The Federal Communications Commission (FCC--which regulates interstate and international communication) had imposed network neutrality rules on Internet service providers in 2010. The underlying legislation would have overturned the FCC’s rule.
Rep. Marsha Blackburn (R-TN) urged support for the resolution and the underlying bill: “if you like the Internet that you have, we are saying we want you to keep it. Mr. Speaker, there has been no market failure. Over 80 percent of all Americans are pleased with the Internet service that they have. What they do not want to see is the Obama administration step in front of these Internet service providers and say, We the government are here to change your Internet. We are here to take control of your Internet. That is exactly what net neutrality would do. Net neutrality is the federal government stepping in and saying, We're going to come first. We're going to assign priority and value to content…As I said, there has been no market failure, and there is no need for this government overreach.”

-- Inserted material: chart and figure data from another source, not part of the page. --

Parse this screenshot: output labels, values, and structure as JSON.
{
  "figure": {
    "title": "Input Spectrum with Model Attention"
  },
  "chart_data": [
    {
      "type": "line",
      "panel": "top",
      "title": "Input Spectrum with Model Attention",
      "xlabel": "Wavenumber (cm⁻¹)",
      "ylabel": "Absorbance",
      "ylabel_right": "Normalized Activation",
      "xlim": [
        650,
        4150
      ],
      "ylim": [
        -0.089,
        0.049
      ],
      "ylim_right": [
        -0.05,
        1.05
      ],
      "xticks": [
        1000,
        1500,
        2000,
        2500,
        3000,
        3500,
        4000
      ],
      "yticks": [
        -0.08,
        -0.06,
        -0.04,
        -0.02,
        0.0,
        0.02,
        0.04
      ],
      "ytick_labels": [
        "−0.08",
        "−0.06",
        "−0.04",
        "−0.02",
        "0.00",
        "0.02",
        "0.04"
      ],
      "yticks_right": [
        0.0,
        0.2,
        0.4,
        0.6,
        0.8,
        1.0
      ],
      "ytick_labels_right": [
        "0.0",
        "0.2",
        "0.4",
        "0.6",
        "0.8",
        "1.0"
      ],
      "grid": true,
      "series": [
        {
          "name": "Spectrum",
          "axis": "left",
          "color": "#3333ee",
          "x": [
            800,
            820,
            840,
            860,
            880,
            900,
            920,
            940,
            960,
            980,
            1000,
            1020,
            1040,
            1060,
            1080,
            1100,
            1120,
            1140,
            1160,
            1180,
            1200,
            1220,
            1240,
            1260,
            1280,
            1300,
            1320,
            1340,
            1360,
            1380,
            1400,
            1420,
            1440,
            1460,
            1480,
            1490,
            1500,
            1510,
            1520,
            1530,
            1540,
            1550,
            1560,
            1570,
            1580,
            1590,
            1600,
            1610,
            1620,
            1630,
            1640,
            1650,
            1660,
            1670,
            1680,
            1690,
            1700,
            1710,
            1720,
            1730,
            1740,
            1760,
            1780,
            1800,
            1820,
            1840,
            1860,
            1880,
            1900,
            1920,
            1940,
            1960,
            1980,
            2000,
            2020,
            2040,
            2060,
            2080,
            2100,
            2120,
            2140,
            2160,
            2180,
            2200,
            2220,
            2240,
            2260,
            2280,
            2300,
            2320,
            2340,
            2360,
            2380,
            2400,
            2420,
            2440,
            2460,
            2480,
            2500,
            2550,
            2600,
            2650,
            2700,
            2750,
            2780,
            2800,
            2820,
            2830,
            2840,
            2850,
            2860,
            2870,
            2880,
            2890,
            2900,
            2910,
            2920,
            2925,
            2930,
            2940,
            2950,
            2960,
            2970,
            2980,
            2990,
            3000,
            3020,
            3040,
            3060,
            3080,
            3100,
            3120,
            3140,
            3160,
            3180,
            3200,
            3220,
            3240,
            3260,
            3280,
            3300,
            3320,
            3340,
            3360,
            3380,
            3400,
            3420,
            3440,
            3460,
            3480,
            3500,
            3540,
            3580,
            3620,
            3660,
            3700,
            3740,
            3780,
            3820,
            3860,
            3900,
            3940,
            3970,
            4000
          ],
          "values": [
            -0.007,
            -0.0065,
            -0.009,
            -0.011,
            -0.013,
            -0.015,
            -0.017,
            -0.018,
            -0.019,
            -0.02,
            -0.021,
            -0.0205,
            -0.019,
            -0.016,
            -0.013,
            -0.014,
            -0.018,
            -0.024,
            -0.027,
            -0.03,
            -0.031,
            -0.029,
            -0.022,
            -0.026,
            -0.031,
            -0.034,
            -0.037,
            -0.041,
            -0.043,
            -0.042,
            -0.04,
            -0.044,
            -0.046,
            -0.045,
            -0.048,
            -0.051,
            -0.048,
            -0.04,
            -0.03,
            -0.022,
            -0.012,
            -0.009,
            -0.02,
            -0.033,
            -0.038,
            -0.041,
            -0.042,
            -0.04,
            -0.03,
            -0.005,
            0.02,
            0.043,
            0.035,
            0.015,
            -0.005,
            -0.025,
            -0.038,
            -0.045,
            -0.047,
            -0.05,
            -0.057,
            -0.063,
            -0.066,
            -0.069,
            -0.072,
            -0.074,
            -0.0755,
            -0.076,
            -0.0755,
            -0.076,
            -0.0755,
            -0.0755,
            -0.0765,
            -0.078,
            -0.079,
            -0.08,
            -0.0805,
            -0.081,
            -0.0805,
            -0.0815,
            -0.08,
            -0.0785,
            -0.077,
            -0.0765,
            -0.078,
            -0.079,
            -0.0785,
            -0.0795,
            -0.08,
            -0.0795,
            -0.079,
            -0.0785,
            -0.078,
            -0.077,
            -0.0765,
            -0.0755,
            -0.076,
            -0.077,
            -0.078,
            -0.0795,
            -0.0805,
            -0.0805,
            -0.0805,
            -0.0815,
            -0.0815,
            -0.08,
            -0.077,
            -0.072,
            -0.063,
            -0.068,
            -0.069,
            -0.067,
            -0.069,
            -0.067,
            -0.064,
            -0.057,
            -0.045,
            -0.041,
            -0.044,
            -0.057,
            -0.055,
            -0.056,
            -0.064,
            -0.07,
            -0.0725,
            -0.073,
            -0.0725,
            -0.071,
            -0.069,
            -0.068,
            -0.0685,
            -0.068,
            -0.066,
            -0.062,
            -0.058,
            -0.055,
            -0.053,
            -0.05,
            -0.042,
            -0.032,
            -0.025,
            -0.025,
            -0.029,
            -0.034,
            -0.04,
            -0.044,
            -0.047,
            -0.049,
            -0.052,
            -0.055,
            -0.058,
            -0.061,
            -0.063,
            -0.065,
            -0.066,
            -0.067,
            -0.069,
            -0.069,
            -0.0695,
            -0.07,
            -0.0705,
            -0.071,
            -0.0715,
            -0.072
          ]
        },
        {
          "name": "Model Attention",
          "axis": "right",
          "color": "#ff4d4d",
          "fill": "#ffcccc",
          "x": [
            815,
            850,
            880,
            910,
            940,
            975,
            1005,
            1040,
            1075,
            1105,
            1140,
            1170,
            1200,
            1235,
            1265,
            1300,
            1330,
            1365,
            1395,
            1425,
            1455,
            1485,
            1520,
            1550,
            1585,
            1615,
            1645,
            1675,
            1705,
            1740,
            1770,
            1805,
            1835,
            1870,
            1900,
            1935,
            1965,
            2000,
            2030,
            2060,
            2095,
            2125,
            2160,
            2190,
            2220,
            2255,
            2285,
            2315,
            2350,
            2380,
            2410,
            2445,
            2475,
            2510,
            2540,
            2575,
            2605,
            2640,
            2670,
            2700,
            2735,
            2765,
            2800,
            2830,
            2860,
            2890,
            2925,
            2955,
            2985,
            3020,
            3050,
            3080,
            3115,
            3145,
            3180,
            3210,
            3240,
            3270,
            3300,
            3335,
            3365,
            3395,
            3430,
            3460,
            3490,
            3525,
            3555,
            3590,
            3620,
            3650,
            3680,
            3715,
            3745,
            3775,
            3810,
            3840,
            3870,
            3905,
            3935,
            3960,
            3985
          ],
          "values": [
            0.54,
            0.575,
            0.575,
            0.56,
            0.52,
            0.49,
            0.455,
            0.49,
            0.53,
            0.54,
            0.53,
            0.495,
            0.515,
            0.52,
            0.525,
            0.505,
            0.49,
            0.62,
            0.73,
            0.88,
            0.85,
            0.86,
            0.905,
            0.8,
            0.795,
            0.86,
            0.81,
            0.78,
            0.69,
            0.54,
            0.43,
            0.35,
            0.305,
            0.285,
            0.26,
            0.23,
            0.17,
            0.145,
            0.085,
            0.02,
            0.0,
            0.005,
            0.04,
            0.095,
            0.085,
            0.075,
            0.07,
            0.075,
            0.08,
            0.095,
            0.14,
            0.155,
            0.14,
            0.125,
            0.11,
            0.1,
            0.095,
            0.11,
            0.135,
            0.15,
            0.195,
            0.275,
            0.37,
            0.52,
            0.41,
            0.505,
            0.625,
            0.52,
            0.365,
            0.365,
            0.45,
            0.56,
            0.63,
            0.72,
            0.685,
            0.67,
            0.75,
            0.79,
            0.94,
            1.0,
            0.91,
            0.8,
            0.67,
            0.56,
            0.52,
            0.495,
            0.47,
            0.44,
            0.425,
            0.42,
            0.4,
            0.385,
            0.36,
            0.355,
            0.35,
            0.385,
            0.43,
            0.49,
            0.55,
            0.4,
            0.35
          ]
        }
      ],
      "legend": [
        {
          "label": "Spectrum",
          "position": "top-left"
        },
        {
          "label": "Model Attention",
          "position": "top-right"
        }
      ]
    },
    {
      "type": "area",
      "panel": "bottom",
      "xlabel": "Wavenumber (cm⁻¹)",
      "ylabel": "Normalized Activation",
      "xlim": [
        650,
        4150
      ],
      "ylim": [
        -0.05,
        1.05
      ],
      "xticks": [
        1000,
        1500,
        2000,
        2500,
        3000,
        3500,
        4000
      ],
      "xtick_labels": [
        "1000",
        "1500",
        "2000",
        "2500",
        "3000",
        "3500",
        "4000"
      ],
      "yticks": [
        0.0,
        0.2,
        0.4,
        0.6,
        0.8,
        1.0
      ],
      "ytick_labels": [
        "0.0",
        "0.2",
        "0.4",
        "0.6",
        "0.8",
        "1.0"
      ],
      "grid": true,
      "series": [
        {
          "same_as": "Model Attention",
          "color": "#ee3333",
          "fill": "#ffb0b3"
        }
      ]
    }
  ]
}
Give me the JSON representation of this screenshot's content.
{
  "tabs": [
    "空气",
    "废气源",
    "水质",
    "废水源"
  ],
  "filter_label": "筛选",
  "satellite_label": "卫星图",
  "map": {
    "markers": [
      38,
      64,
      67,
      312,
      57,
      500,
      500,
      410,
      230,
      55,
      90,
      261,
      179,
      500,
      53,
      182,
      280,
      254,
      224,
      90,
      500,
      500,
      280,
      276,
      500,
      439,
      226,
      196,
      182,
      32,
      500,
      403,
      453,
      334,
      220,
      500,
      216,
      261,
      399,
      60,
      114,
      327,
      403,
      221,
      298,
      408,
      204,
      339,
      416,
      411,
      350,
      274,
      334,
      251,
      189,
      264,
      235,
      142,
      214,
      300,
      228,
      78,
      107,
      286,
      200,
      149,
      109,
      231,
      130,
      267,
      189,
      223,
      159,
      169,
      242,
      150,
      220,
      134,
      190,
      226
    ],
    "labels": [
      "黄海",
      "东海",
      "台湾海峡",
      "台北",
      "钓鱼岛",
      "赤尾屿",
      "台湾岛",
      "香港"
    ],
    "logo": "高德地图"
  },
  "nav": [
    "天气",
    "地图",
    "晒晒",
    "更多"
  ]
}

Rep. Jared Polis (D-CO) opposed the resolution and the underlying bill: “…The absence of a net neutrality regime would be the government deliberately conveying value as gatekeepers to the broadband providers and allowing them to decide, based on religious or ideological or economic--or whatever criteria that they want--what kind of Internet they intend to serve up to their users. I would like to add that… this open Internet rule [which the underlying legislation overturned] will add the very certainty to investors and companies that we need and predictability in our marketplace that allows companies to continue to grow and invest in job growth….I believe strongly in Internet, in Internet as an achievement for mankind, in Internet that net neutrality will help preserve for our generation and the next.”
The House agreed to this resolution by a vote of 241-178. All 236 Republicans present and 5 Democrats voted “yea.” 178 Democrats voted “nay.” As a result, the House proceeded to formal floor debate on legislation overturning federal “network neutrality” rules.